Netanyahu’s emerging health crisis comes after more than 10,000 reservists from dozens of military units said they would not report for duty if the Knesset passes legislation to weaken the Supreme Court, which they say will slide their country into a dictatorship, and disintegrate their capacity and readiness to protect the country at a time when it is entrenched in ongoing, multi-front conflict zones. The Knesset is set to vote on the bill Monday.
In Jerusalem, thousands of demonstrators camped outside the Knesset and thousands more linked arms to form a human chain from the Western Wall in the Old City to the parliament, calling on lawmakers to halt the passage of the legislation without a broad consensus.
“Efforts to reach a broad agreement are continuing,” said Netanyahu in a video statement broadcast early Sunday morning, before undergoing sedation for a heart pacer implantation — during which Justice Minister Yariv Levin, the leader of the judicial overhaul, was appointed as his stand-in.
Netanyahu was hospitalized last weekend after a minor bout of dehydration, he said in a separate video statement. Israeli media reports later found that Netanyahu had fainted before that hospitalization and was fitted with a subcutaneous heart monitor.
Netanyahu’s health developments coincide with what Israel’s defense establishment says is an existential crisis.
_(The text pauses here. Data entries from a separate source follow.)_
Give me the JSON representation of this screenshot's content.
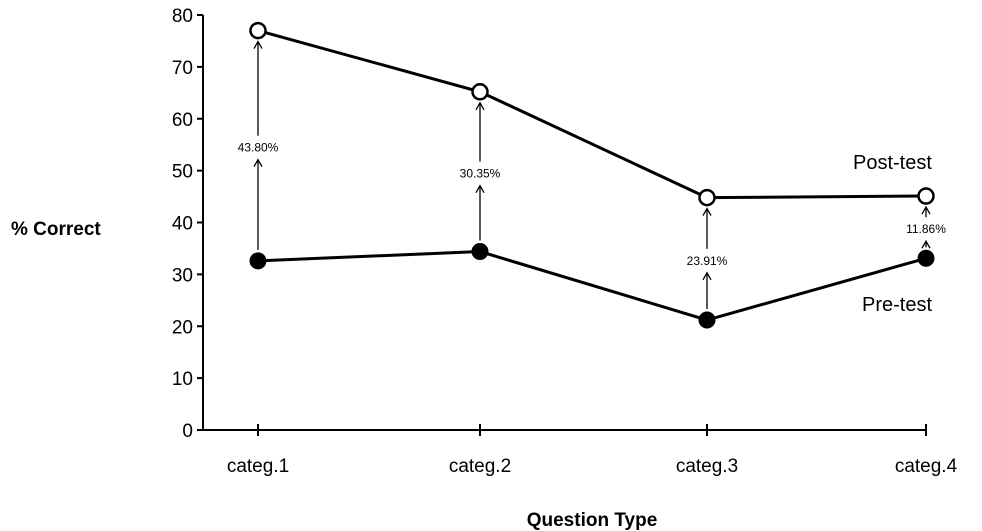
{
  "chart_data": {
    "type": "line",
    "xlabel": "Question Type",
    "ylabel": "% Correct",
    "categories": [
      "categ.1",
      "categ.2",
      "categ.3",
      "categ.4"
    ],
    "ylim": [
      0,
      80
    ],
    "yticks": [
      0,
      10,
      20,
      30,
      40,
      50,
      60,
      70,
      80
    ],
    "grid": false,
    "series": [
      {
        "name": "Post-test",
        "values": [
          77,
          65.2,
          44.8,
          45.1
        ],
        "marker": "open-circle",
        "color": "#000000"
      },
      {
        "name": "Pre-test",
        "values": [
          32.6,
          34.4,
          21.2,
          33.1
        ],
        "marker": "filled-circle",
        "color": "#000000"
      }
    ],
    "annotations": [
      {
        "category": "categ.1",
        "text": "43.80%"
      },
      {
        "category": "categ.2",
        "text": "30.35%"
      },
      {
        "category": "categ.3",
        "text": "23.91%"
      },
      {
        "category": "categ.4",
        "text": "11.86%"
      }
    ]
  }
}
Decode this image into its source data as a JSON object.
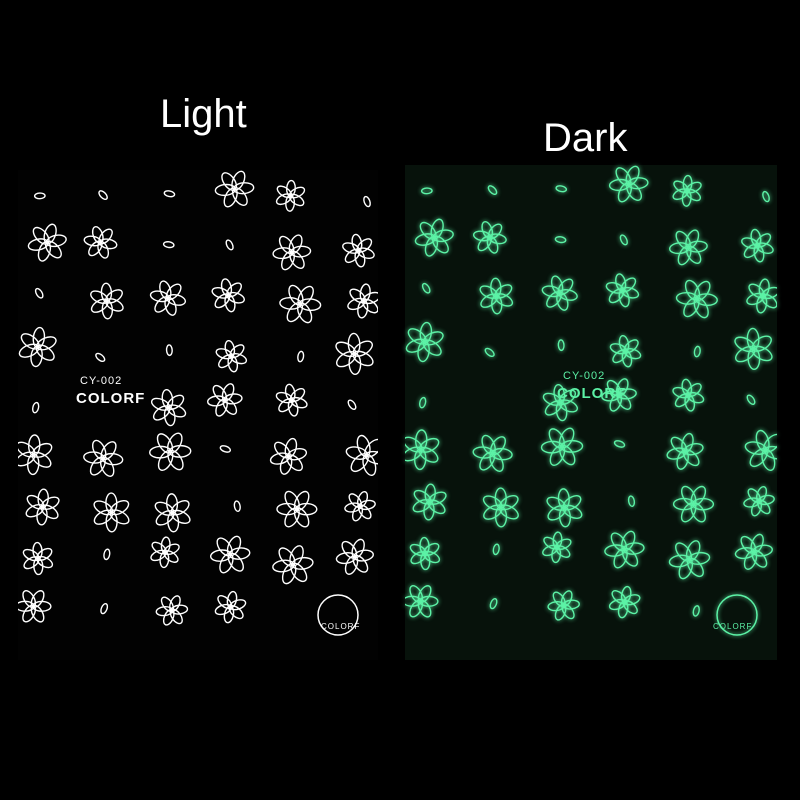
{
  "labels": {
    "light": "Light",
    "dark": "Dark"
  },
  "sheets": [
    {
      "mode": "light",
      "code": "CY-002",
      "brand": "COLORF",
      "logo_text": "COLORF",
      "line_color": "#ffffff"
    },
    {
      "mode": "dark",
      "code": "CY-002",
      "brand": "COLORF",
      "logo_text": "COLORF",
      "line_color": "#5cf2a6"
    }
  ]
}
“The IDF is in the process of tangible disintegration due to the continuation of the regime coup,” said a Sunday letter signed by members of Israel’s elite military units, including 8200, Talpiot, Shayetet 13, which specializes in counterterrorism and sabotage in land, sea and air arenas; and defensive cyber and research units.
“This is where we draw the line. We had to serve the kingdom, not the king,” said Eyal Neve, a leader of the protest group whose members include active and former soldiers from the Israeli military’s most elite units, in a news conference on Saturday night. “If you want us on your side, us who have served under right and left wing governments, we are calling on you to stop the legislation.”
More than 1,100 air force reservists made a similar announcement the day before, saying they would not serve if legislation passes that “will harm the security of the State of Israel, will cause a loss of trust and a violation of my consent to continue risking my life.”
Netanyahu’s government and its supporters say that the new legislation will “correct” democracy by allowing lawmakers the freedom to implement policies — including greater benefits for the ultra-Orthodox minority and the operational annexation of the West Bank, the land that Palestinians envision as their future state — supported by their constituencies, which they say make up Israel’s majority.
Military officials have in recent days been scrambling to strategize for the possibility of a sudden manpower shortfall, including from reservists with decades of experience, from elite units that are responsible for complex operations in the nearby West Bank and in the regional arena against Iran, Israel’s archrival.
“Without the best of our best serving in the army, we will not continue to exist as a country in our region,” said Israeli military chief Herzi Halevy in a rare statement on Sunday. He added that, despite efforts to remain on the sidelines, but “because of its intensity in Israeli society, the army got caught up in it, and the army’s cohesion has been damaged.”
“Regarding trends in Israeli society … the IDF preparedness will be damaged over time, potentially seriously,” said Israel Defense Forces spokesman Daniel Hagari. “Concerning trends in Israeli society … IDF preparedness over time will be damaged, possibly seriously.”
Since its founding, the IDF has relied on reserve forces to maintain its readiness. Israel’s three-part structure relies on a small corpse of professional officers and instructors to train a constantly replenished main body of young draftees — thirty months of military service is mandatory for most Israeli men; twenty four months for most Israeli women. Reservists step in for wartime operations.
“The professionals and the conscripts are there to hold to the line, but you need the reservists to win the war,” said Chuck Freilich, a former deputy head of Israel’s National Security Council and a senior fellow at the Tel Aviv-based Institute for National Security Studies in Tel Aviv.
Reserve pilots in particular are central to keeping Israel on a war footing, he said, estimating that about 60 percent of air force flyers are reservists who spend a day or two each week keeping their skills honed. Losing the several thousand flyers and senior operational commanders that have pledged to step aside if the legislation become law would be a “body blow” to the IDF, he said.
“If they don’t have the pilots and the operational staff, their ability to function decreases immediately,” Freilich said. “Smalls things can still be done, but it would impair the ability to conduct major operations, of launch a strike against Iran, should that prove necessary.”
Members of Israel’s coalition, the most far-right in history, have accused the demonstrators of attempting a military coup against a democratically elected government, and vowed that the “reasonability” clause would be followed by a broader package of laws to weaken the Supreme Court.
“There is a tremendous attempt here to blackmail the elected government and bring about total chaos where those who make the decisions are not the elected officials,” tweeted far-right national security minister Itamar Ben Gvir on Saturday, hours after thousands of demonstrators finished a 40-mile, five day hike from Tel Aviv to Jerusalem, hoisting blue and white Israeli flags, chanting “de-mo-cr-acy!”
“No apologies. Legislations,” tweeted Ben Gvir in response.